Our next event in #DickinsonLive takes place Friday April 16th, 2 PM EST, via zoom. Members will receive the link; non-members may request it from Marianne Noble at mnoble@american.edu

Speaker: Antoine Cazé, Professeur des Universités, Universités de Paris

Title: “Before I got my eye put out: Emily Dickinson’s Eye Disease Seen from a Psychopathological Perspective”


Couldn’t make #DickinsonLive in real time on Fri. April 16th? Access Antoine Cazé’s “Before I got my eye put out: Emily Dickinson’s Eye Disease Seen from a Psychopathological Perspective” by following this link.

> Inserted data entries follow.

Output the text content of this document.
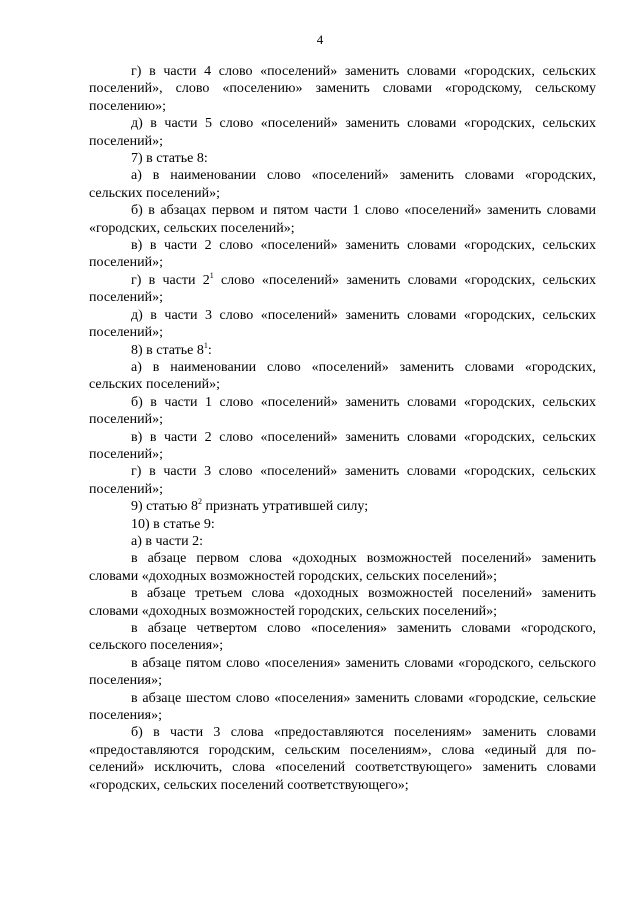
4

г) в части 4 слово «поселений» заменить словами «городских, сельских поселений», слово «поселению» заменить словами «городскому, сельскому поселению»;

д) в части 5 слово «поселений» заменить словами «городских, сельских поселений»;

7) в статье 8:

а) в наименовании слово «поселений» заменить словами «городских, сельских поселений»;

б) в абзацах первом и пятом части 1 слово «поселений» заменить словами «городских, сельских поселений»;

в) в части 2 слово «поселений» заменить словами «городских, сельских поселений»;

г) в части $2^1$ слово «поселений» заменить словами «городских, сельских поселений»;

д) в части 3 слово «поселений» заменить словами «городских, сельских поселений»;

8) в статье $8^1$:

а) в наименовании слово «поселений» заменить словами «городских, сельских поселений»;

б) в части 1 слово «поселений» заменить словами «городских, сельских поселений»;

в) в части 2 слово «поселений» заменить словами «городских, сельских поселений»;

г) в части 3 слово «поселений» заменить словами «городских, сельских поселений»;

9) статью $8^2$ признать утратившей силу;

10) в статье 9:

а) в части 2:

в абзаце первом слова «доходных возможностей поселений» заменить словами «доходных возможностей городских, сельских поселений»;

в абзаце третьем слова «доходных возможностей поселений» заменить словами «доходных возможностей городских, сельских поселений»;

в абзаце четвертом слово «поселения» заменить словами «городского, сельского поселения»;

в абзаце пятом слово «поселения» заменить словами «городского, сельского поселения»;

в абзаце шестом слово «поселения» заменить словами «городские, сельские поселения»;

б) в части 3 слова «предоставляются поселениям» заменить словами «предоставляются городским, сельским поселениям», слова «единый для поселений» исключить, слова «поселений соответствующего» заменить словами «городских, сельских поселений соответствующего»;
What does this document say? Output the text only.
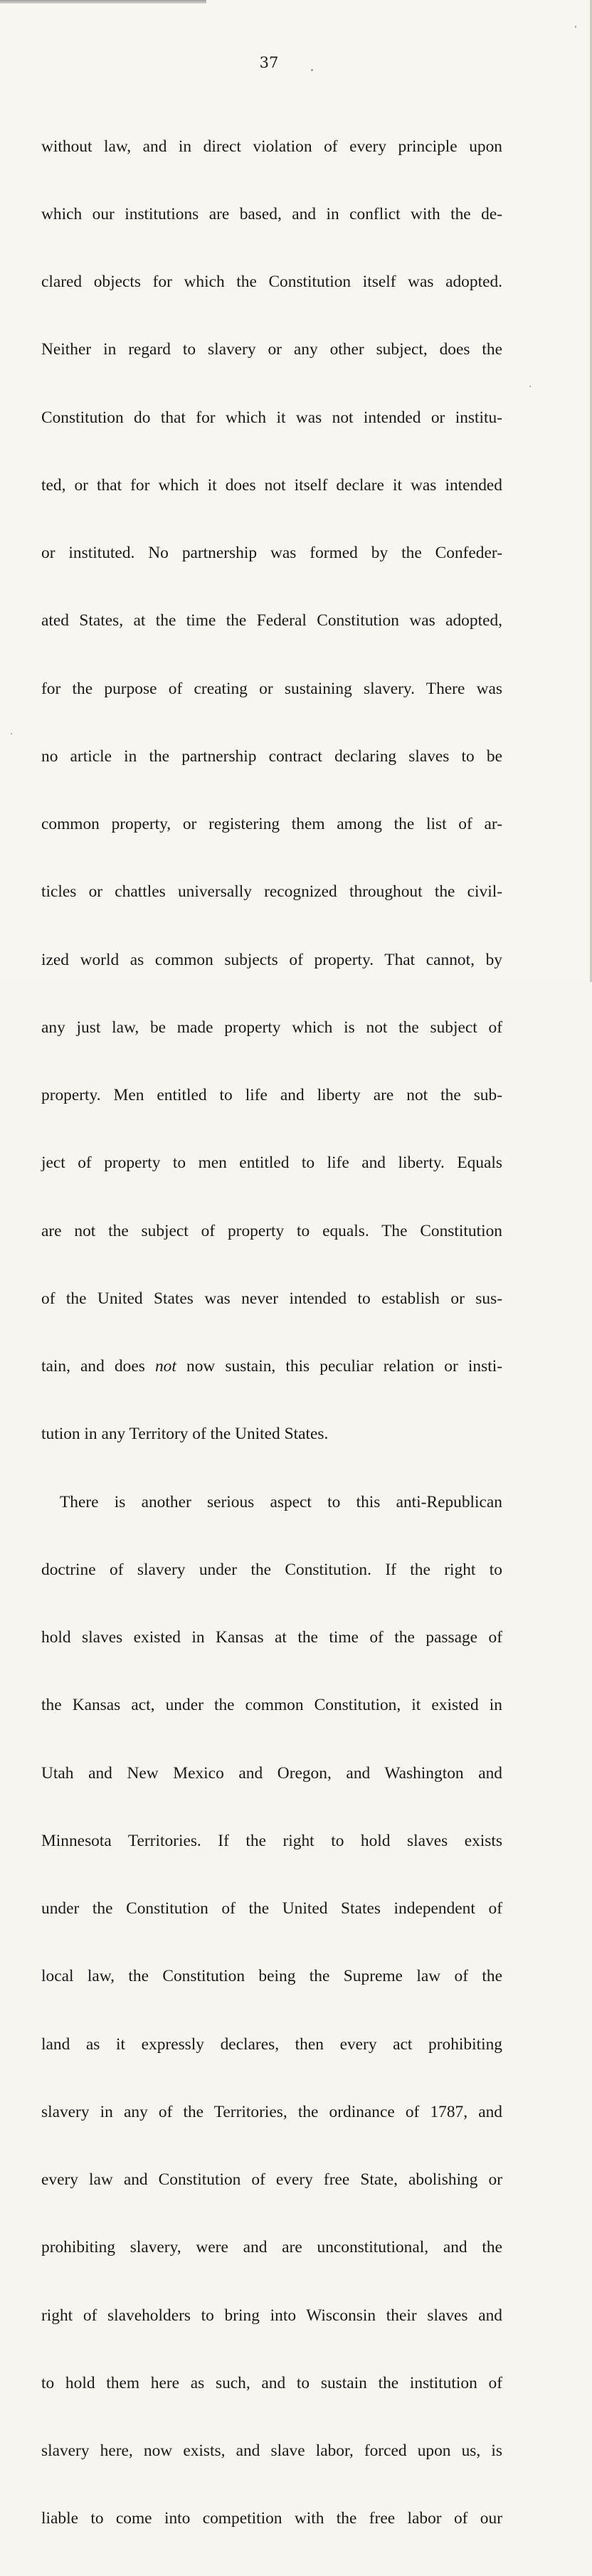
37

without law, and in direct violation of every principle upon

which our institutions are based, and in conflict with the de-

clared objects for which the Constitution itself was adopted.

Neither in regard to slavery or any other subject, does the

Constitution do that for which it was not intended or institu-

ted, or that for which it does not itself declare it was intended

or instituted. No partnership was formed by the Confeder-

ated States, at the time the Federal Constitution was adopted,

for the purpose of creating or sustaining slavery. There was

no article in the partnership contract declaring slaves to be

common property, or registering them among the list of ar-

ticles or chattles universally recognized throughout the civil-

ized world as common subjects of property. That cannot, by

any just law, be made property which is not the subject of

property. Men entitled to life and liberty are not the sub-

ject of property to men entitled to life and liberty. Equals

are not the subject of property to equals. The Constitution

of the United States was never intended to establish or sus-

tain, and does not now sustain, this peculiar relation or insti-

tution in any Territory of the United States.

There is another serious aspect to this anti-Republican

doctrine of slavery under the Constitution. If the right to

hold slaves existed in Kansas at the time of the passage of

the Kansas act, under the common Constitution, it existed in

Utah and New Mexico and Oregon, and Washington and

Minnesota Territories. If the right to hold slaves exists

under the Constitution of the United States independent of

local law, the Constitution being the Supreme law of the

land as it expressly declares, then every act prohibiting

slavery in any of the Territories, the ordinance of 1787, and

every law and Constitution of every free State, abolishing or

prohibiting slavery, were and are unconstitutional, and the

right of slaveholders to bring into Wisconsin their slaves and

to hold them here as such, and to sustain the institution of

slavery here, now exists, and slave labor, forced upon us, is

liable to come into competition with the free labor of our
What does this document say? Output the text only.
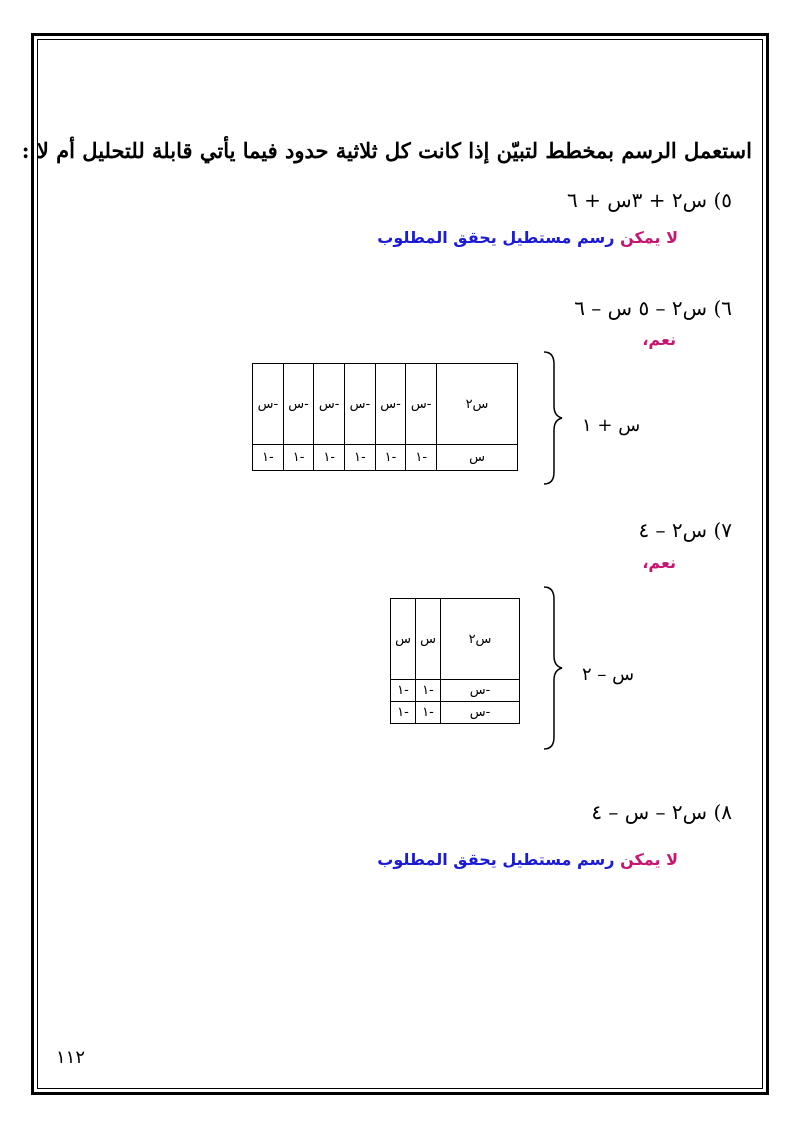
استعمل الرسم بمخطط لتبيّن إذا كانت كل ثلاثية حدود فيما يأتي قابلة للتحليل أم لا :
٥) س٢ + ٣س + ٦
لا يمكن رسم مستطيل يحقق المطلوب
٦) س٢ – ٥ س – ٦
نعم،
س٢	-س	-س	-س	-س	-س	-س
س	-١	-١	-١	-١	-١	-١
س + ١
٧) س٢ – ٤
نعم،
س٢	س	س
-س	-١	-١
-س	-١	-١
س – ٢
٨) س٢ – س – ٤
لا يمكن رسم مستطيل يحقق المطلوب
١١٢
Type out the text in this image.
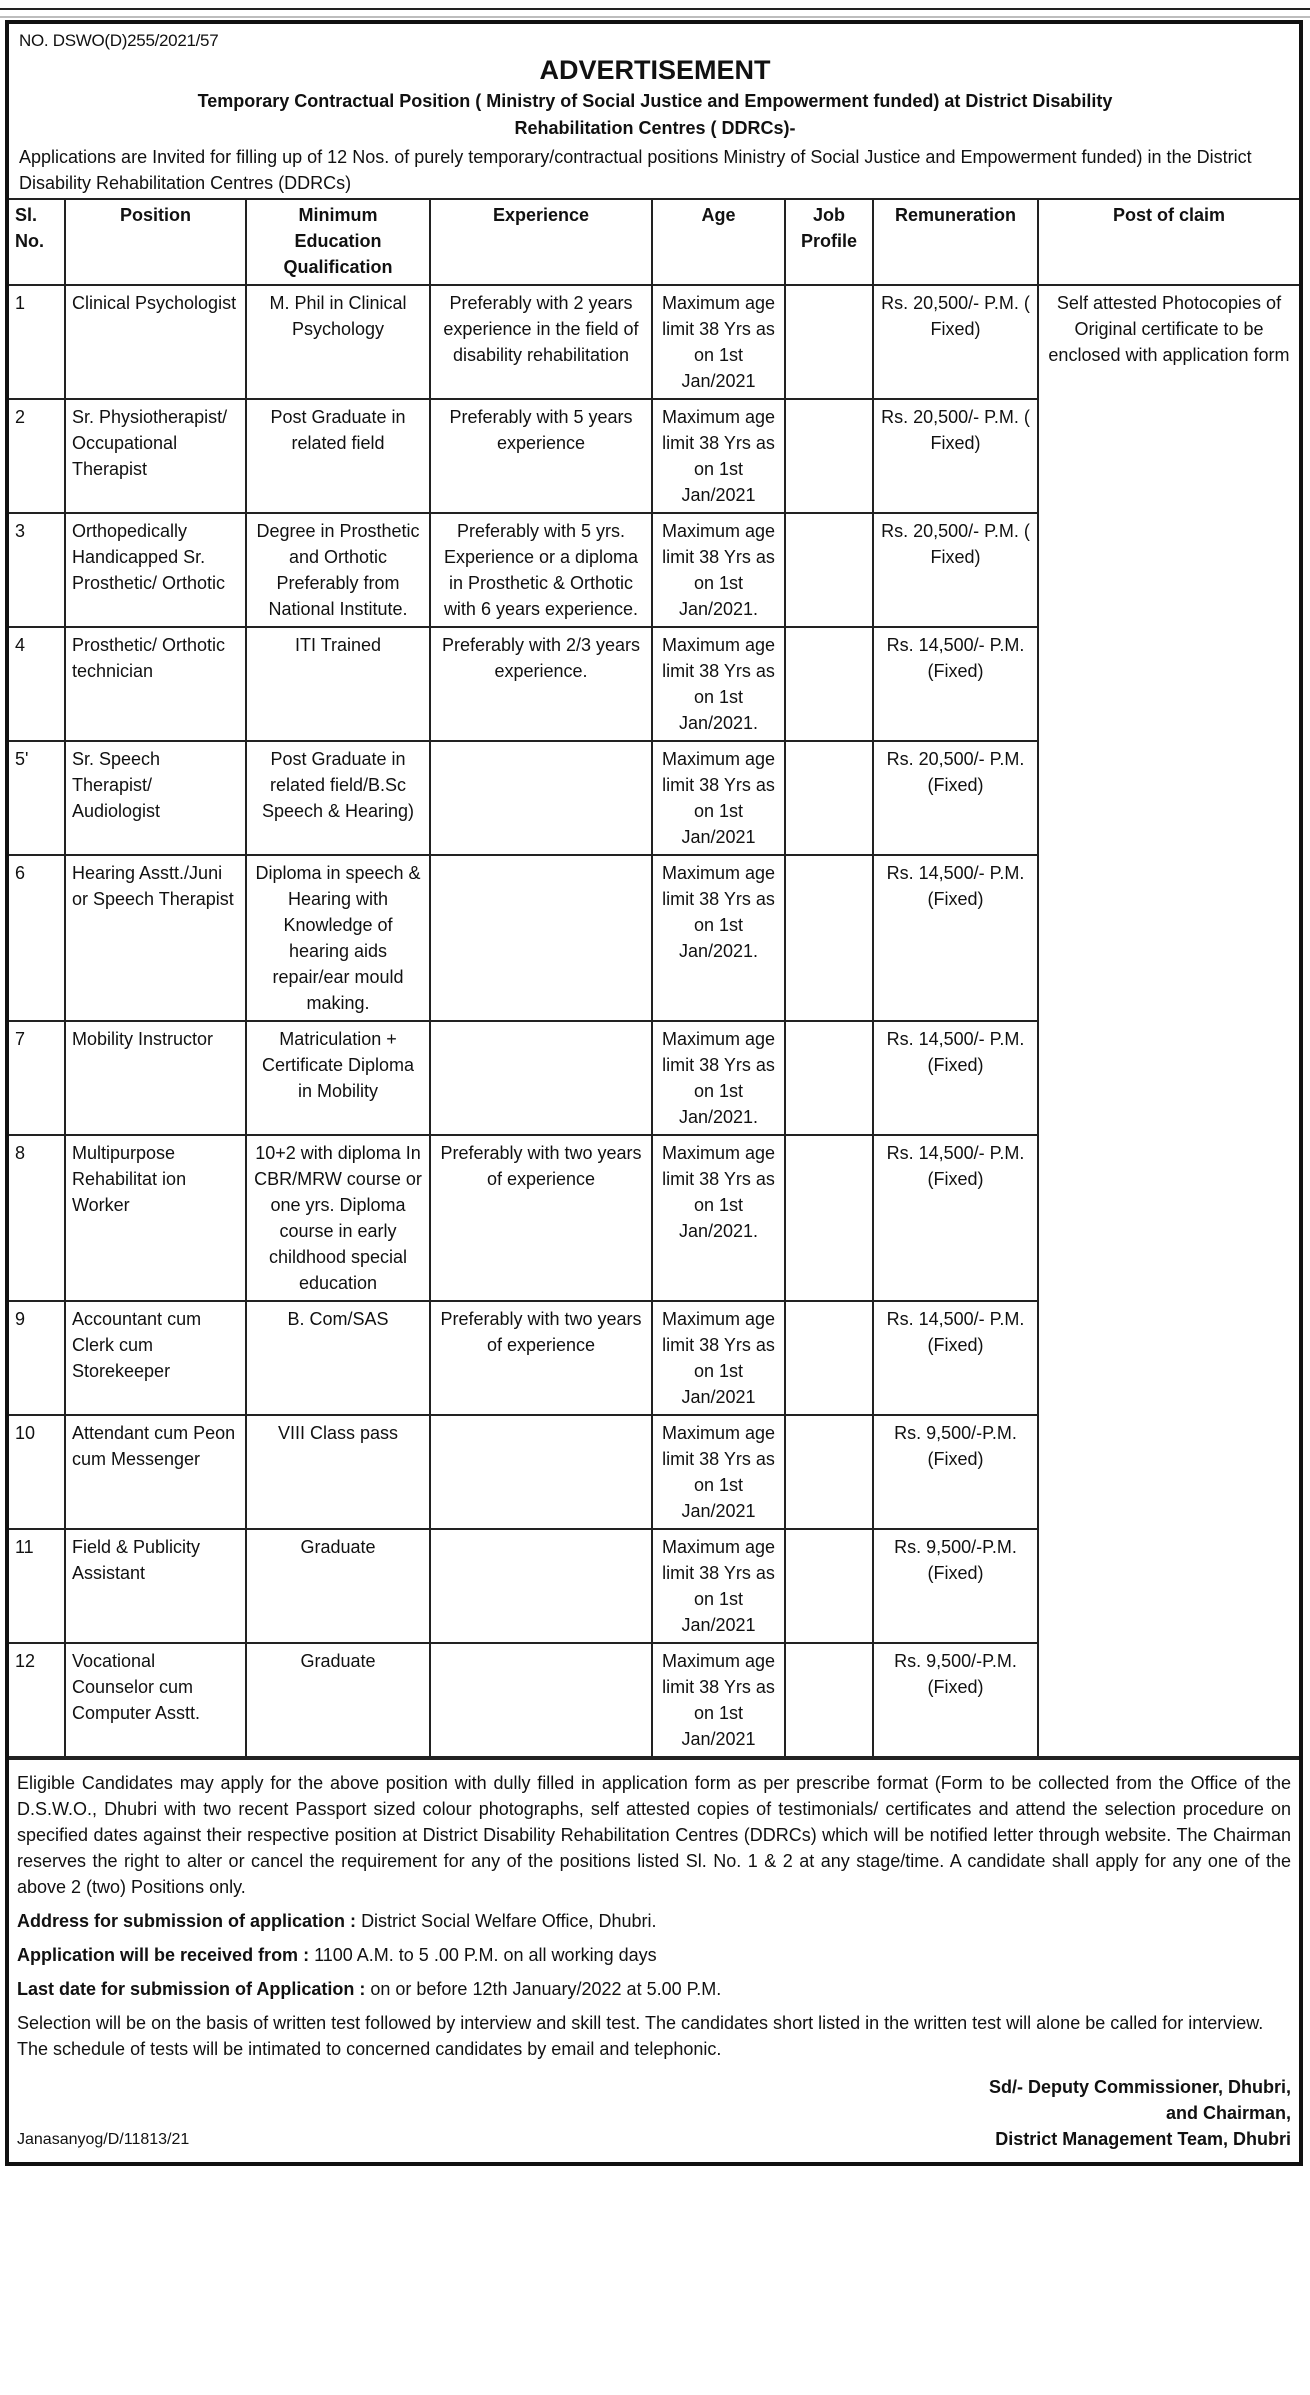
NO. DSWO(D)255/2021/57
ADVERTISEMENT
Temporary Contractual Position ( Ministry of Social Justice and Empowerment funded) at District Disability Rehabilitation Centres ( DDRCs)-
Applications are Invited for filling up of 12 Nos. of purely temporary/contractual positions Ministry of Social Justice and Empowerment funded) in the District Disability Rehabilitation Centres (DDRCs)
Sl. No.	Position	Minimum Education Qualification	Experience	Age	Job Profile	Remuneration	Post of claim
1	Clinical Psychologist	M. Phil in Clinical Psychology	Preferably with 2 years experience in the field of disability rehabilitation	Maximum age limit 38 Yrs as on 1st Jan/2021		Rs. 20,500/- P.M. ( Fixed)	Self attested Photocopies of Original certificate to be enclosed with application form
2	Sr. Physiotherapist/ Occupational Therapist	Post Graduate in related field	Preferably with 5 years experience	Maximum age limit 38 Yrs as on 1st Jan/2021		Rs. 20,500/- P.M. ( Fixed)	
3	Orthopedically Handicapped Sr. Prosthetic/ Orthotic	Degree in Prosthetic and Orthotic Preferably from National Institute.	Preferably with 5 yrs. Experience or a diploma in Prosthetic & Orthotic with 6 years experience.	Maximum age limit 38 Yrs as on 1st Jan/2021.		Rs. 20,500/- P.M. ( Fixed)	
4	Prosthetic/ Orthotic technician	ITI Trained	Preferably with 2/3 years experience.	Maximum age limit 38 Yrs as on 1st Jan/2021.		Rs. 14,500/- P.M. (Fixed)	
5'	Sr. Speech Therapist/ Audiologist	Post Graduate in related field/B.Sc Speech & Hearing)		Maximum age limit 38 Yrs as on 1st Jan/2021		Rs. 20,500/- P.M. (Fixed)	
6	Hearing Asstt./Juni or Speech Therapist	Diploma in speech & Hearing with Knowledge of hearing aids repair/ear mould making.		Maximum age limit 38 Yrs as on 1st Jan/2021.		Rs. 14,500/- P.M. (Fixed)	
7	Mobility Instructor	Matriculation + Certificate Diploma in Mobility		Maximum age limit 38 Yrs as on 1st Jan/2021.		Rs. 14,500/- P.M. (Fixed)	
8	Multipurpose Rehabilitat ion Worker	10+2 with diploma In CBR/MRW course or one yrs. Diploma course in early childhood special education	Preferably with two years of experience	Maximum age limit 38 Yrs as on 1st Jan/2021.		Rs. 14,500/- P.M. (Fixed)	
9	Accountant cum Clerk cum Storekeeper	B. Com/SAS	Preferably with two years of experience	Maximum age limit 38 Yrs as on 1st Jan/2021		Rs. 14,500/- P.M. (Fixed)	
10	Attendant cum Peon cum Messenger	VIII Class pass		Maximum age limit 38 Yrs as on 1st Jan/2021		Rs. 9,500/-P.M. (Fixed)	
11	Field & Publicity Assistant	Graduate		Maximum age limit 38 Yrs as on 1st Jan/2021		Rs. 9,500/-P.M. (Fixed)	
12	Vocational Counselor cum Computer Asstt.	Graduate		Maximum age limit 38 Yrs as on 1st Jan/2021		Rs. 9,500/-P.M. (Fixed)	

Eligible Candidates may apply for the above position with dully filled in application form as per prescribe format (Form to be collected from the Office of the D.S.W.O., Dhubri with two recent Passport sized colour photographs, self attested copies of testimonials/ certificates and attend the selection procedure on specified dates against their respective position at District Disability Rehabilitation Centres (DDRCs) which will be notified letter through website. The Chairman reserves the right to alter or cancel the requirement for any of the positions listed Sl. No. 1 & 2 at any stage/time. A candidate shall apply for any one of the above 2 (two) Positions only.

Address for submission of application : District Social Welfare Office, Dhubri.

Application will be received from : 1100 A.M. to 5 .00 P.M. on all working days

Last date for submission of Application : on or before 12th January/2022 at 5.00 P.M.

Selection will be on the basis of written test followed by interview and skill test. The candidates short listed in the written test will alone be called for interview. The schedule of tests will be intimated to concerned candidates by email and telephonic.

Janasanyog/D/11813/21
Sd/- Deputy Commissioner, Dhubri,
and Chairman,
District Management Team, Dhubri
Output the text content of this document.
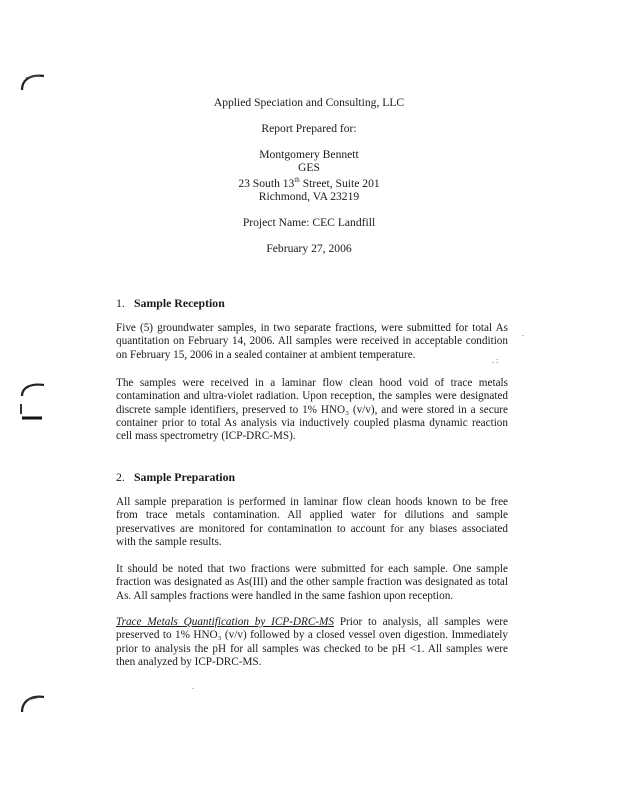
Applied Speciation and Consulting, LLC

Report Prepared for:

Montgomery Bennett
GES
23 South 13th Street, Suite 201
Richmond, VA 23219

Project Name: CEC Landfill

February 27, 2006
1. Sample Reception
Five (5) groundwater samples, in two separate fractions, were submitted for total As quantitation on February 14, 2006. All samples were received in acceptable condition on February 15, 2006 in a sealed container at ambient temperature.
The samples were received in a laminar flow clean hood void of trace metals contamination and ultra-violet radiation. Upon reception, the samples were designated discrete sample identifiers, preserved to 1% HNO₃ (v/v), and were stored in a secure container prior to total As analysis via inductively coupled plasma dynamic reaction cell mass spectrometry (ICP-DRC-MS).
2. Sample Preparation
All sample preparation is performed in laminar flow clean hoods known to be free from trace metals contamination. All applied water for dilutions and sample preservatives are monitored for contamination to account for any biases associated with the sample results.
It should be noted that two fractions were submitted for each sample. One sample fraction was designated as As(III) and the other sample fraction was designated as total As. All samples fractions were handled in the same fashion upon reception.
Trace Metals Quantification by ICP-DRC-MS Prior to analysis, all samples were preserved to 1% HNO₃ (v/v) followed by a closed vessel oven digestion. Immediately prior to analysis the pH for all samples was checked to be pH <1. All samples were then analyzed by ICP-DRC-MS.
.
. :
.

Abstract: Cazé explores the links between Emily Dickinson’s poetry and the eye troubles of fall of 1863 to late 1865. The talk is not a psycho-biographical reading of her work. Rather, Cazé seeks to understand how visuality works in her poetry and how it gets expressed simultaneously in linguistic signs and medical symptoms—thus sketching a semiology of the visual, so to speak. We know that Dickinson chose to keep her poetic work largely secret, and that she lived a relatively secluded life. By these means, she shunned the gaze of others, thereby retaining control over this gaze. Cazé posits a continuum between Dickinson’s psychic structure, so far as we can understand it from her writing, and her medical symptoms. He first emphasizes the central part played by mental and physical distance in setting up that structure (note that he does not diagnose Dickinson’s mind—she cannot be a patient, cannot be psychoanalyzed); this distance is made particularly obvious by Dickinson’s reliance on letter writing, which shapes her self-image, or the image of herself she decides to give others. He links her eye disease to an economy of distance, factoring in that she had to be treated far from home during two long stays in Boston. He concludes by examining the tension between the visible and the invisible in several poems.